The Air Tractor AT-800 series is famous in the agricultural world. It’s a large, powerful, efficient workhorse that can do the job of several smaller aircraft (elsewhere, it’s famous for being voiced by Dane Cook in the animated movie “Planes”). Mainly detailed to spray pesticides on commercial fields or retardant on wildfires, the platform boasts low stall speeds, short takeoff distance, high range, and massive potential payload. While these are all major factors in the AT’s success flying over forests and cornfields, these very same capabilities have caught the attention of US Special Operations for their needs on battlefields. SOCOM just spent two decades in Iraq and Afghanistan looking for a bridge between drones and traditional Close Air Support (CAS) platforms. It seems Ol’ Dusty (or rather the L3 Harris Technologies warfighting variant named “SkyWarden”) is who they’re going with, after some significant upgrades.
Why a crop duster? As mentioned above, the things that make the AT-800 platform a great agricultural tool are exactly the sorts of things SOCOM wants to support small teams in the field. Drones excel at long term observation, with high range and loiter time, low stall speeds, but generally carry small, specific payloads, and may not have the punch or flexibility needed. Standard CAS platforms like the A-10, and various ground-attack models of fighter jets can deliver incredibly punishing volumes of fire, in all 31 flavors, but have to move much faster, can’t stay on station for as long, and with all that speed, may more difficulty hitting small, unarmored targets with no radar cross-section. Compare the A-10 Warthog’s 1.7hr loiter time, with the AT 802U’s 10+ hours (and thats without drop tanks), while carrying over 1 ton of payload. Not only that, it can do so much more quietly than the ‘hog’s twin turbofan engines could ever allow.

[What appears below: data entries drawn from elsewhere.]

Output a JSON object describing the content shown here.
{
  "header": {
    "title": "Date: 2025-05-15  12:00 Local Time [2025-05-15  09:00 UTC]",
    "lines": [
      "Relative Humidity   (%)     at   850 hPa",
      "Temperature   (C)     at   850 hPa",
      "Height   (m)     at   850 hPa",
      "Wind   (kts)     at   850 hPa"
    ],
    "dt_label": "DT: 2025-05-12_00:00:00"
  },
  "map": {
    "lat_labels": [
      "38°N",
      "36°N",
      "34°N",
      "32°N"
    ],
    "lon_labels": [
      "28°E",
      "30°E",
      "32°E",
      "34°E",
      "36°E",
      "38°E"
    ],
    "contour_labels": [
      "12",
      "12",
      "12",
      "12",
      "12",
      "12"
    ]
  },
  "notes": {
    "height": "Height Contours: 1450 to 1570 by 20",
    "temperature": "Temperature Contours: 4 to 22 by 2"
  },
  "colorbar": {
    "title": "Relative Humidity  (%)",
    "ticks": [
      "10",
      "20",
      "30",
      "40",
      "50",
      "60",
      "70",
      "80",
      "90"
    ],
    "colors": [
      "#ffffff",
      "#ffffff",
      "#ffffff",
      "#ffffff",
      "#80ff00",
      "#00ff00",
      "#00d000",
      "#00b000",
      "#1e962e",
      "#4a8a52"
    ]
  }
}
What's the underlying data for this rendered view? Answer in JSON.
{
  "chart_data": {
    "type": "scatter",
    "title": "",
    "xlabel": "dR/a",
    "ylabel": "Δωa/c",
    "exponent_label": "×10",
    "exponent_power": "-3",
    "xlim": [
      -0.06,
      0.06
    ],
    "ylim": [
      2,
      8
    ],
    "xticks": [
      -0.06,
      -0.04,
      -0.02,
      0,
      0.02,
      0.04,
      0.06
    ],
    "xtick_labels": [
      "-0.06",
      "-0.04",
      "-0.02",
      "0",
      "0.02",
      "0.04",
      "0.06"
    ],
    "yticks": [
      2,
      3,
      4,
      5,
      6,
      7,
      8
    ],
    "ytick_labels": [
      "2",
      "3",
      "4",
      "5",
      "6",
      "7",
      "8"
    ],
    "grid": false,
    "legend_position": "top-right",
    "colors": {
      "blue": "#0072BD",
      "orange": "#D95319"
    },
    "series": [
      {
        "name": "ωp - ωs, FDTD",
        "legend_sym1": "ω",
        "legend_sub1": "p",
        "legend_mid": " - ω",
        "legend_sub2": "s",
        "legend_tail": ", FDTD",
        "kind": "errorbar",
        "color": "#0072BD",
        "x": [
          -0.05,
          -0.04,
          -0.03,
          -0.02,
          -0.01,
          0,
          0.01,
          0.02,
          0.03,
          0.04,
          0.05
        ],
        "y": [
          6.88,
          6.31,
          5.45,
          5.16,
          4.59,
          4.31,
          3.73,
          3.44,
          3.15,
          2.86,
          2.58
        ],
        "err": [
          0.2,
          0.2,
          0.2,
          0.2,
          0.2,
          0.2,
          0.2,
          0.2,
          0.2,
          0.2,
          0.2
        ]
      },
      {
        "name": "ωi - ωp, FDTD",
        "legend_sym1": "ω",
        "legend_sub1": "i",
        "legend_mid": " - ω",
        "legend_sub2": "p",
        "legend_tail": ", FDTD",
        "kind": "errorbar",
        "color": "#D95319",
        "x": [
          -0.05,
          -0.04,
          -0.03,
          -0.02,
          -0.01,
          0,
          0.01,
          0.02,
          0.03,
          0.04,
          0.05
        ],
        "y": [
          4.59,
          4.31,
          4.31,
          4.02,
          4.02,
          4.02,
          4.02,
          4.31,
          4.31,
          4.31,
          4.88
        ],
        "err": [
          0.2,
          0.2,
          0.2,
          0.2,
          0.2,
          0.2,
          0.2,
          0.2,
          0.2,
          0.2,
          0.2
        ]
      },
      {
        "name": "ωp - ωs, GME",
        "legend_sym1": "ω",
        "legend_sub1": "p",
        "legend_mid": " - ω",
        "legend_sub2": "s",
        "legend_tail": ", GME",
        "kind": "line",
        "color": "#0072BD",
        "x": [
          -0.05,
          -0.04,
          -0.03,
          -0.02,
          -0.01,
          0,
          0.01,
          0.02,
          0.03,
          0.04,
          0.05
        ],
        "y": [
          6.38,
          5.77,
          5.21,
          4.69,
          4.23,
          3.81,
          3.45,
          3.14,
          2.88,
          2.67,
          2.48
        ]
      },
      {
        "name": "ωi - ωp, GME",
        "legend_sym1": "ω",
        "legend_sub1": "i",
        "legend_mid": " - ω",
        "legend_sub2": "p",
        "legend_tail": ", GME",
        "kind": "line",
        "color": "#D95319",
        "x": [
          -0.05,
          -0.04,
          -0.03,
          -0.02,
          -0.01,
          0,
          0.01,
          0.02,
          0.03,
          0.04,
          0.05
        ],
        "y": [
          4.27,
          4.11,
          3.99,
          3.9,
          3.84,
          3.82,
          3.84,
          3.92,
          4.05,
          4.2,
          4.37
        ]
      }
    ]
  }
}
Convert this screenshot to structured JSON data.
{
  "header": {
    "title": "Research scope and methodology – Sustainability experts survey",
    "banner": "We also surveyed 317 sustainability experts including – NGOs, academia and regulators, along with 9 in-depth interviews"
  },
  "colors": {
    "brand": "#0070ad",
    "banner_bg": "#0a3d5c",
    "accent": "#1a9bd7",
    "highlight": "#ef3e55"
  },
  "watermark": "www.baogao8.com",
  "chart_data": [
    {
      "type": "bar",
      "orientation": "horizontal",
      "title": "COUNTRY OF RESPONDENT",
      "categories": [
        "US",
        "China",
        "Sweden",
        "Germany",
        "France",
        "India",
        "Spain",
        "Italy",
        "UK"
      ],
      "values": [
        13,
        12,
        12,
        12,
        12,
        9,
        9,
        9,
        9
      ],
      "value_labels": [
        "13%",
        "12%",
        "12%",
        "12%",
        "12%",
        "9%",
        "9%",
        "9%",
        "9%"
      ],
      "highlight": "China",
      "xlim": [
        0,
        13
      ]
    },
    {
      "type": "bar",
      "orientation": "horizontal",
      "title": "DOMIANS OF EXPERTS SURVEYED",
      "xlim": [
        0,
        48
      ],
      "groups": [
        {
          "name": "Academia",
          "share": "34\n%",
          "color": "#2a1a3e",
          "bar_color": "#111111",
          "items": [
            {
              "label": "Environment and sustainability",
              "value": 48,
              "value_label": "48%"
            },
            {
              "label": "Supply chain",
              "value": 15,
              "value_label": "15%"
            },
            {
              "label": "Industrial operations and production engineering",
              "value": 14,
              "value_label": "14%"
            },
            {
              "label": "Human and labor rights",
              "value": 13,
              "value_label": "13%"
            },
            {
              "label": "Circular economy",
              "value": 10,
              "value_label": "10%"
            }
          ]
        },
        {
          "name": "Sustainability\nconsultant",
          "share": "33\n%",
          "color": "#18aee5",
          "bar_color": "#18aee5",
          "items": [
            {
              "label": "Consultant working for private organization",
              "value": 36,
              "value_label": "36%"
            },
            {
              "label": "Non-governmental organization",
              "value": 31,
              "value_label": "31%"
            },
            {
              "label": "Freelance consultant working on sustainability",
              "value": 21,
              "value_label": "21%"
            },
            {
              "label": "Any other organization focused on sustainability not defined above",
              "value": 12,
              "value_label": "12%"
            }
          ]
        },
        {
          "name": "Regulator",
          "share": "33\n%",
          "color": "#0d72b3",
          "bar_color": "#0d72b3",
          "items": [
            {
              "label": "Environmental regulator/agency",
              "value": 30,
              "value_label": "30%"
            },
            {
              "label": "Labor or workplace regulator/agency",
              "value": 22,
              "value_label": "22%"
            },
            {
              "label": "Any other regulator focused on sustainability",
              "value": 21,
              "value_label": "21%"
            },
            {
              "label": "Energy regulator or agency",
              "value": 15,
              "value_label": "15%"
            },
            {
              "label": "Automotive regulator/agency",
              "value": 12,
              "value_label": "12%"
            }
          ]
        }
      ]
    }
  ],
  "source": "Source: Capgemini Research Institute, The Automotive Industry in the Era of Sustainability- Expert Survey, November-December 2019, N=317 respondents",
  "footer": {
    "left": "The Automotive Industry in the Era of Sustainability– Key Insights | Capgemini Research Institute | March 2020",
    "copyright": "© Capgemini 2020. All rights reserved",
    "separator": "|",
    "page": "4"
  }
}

While it’s true there’s no 30mm rotary cannon on an 802U, they can haul an impressive array of weaponry including a pair of GAU 19/A 3-barrel gatlings, dual M260 7-shot rocket pods, Mavericks, 500lb bombs, and more on between 9-15 wing and fuselage mounted hardpoints. Combine that punch with ground-to-air comms, modern sensor and surveillance packages with real-time encrypted video downlink and SatCom, armored cockpits, and the ability to operate from improvised positions, and takeoff and land on dirt roads, and you’ve got the makings for an A-Team’s best friend.
If you’re still not sold, consider that USSOUTHCOM has been using them with apparent success against drug cartels in Central and South America for years, and several smaller militaries have deployed the 802U, or developments thereof. Whether you are into or not, SOCOM expects to start seeing its $3 Billion turn into combat aircraft starting sometime in 2026, with the 75 planned aircraft to be built in L3 Harris’ Tulsa Oklahoma facility.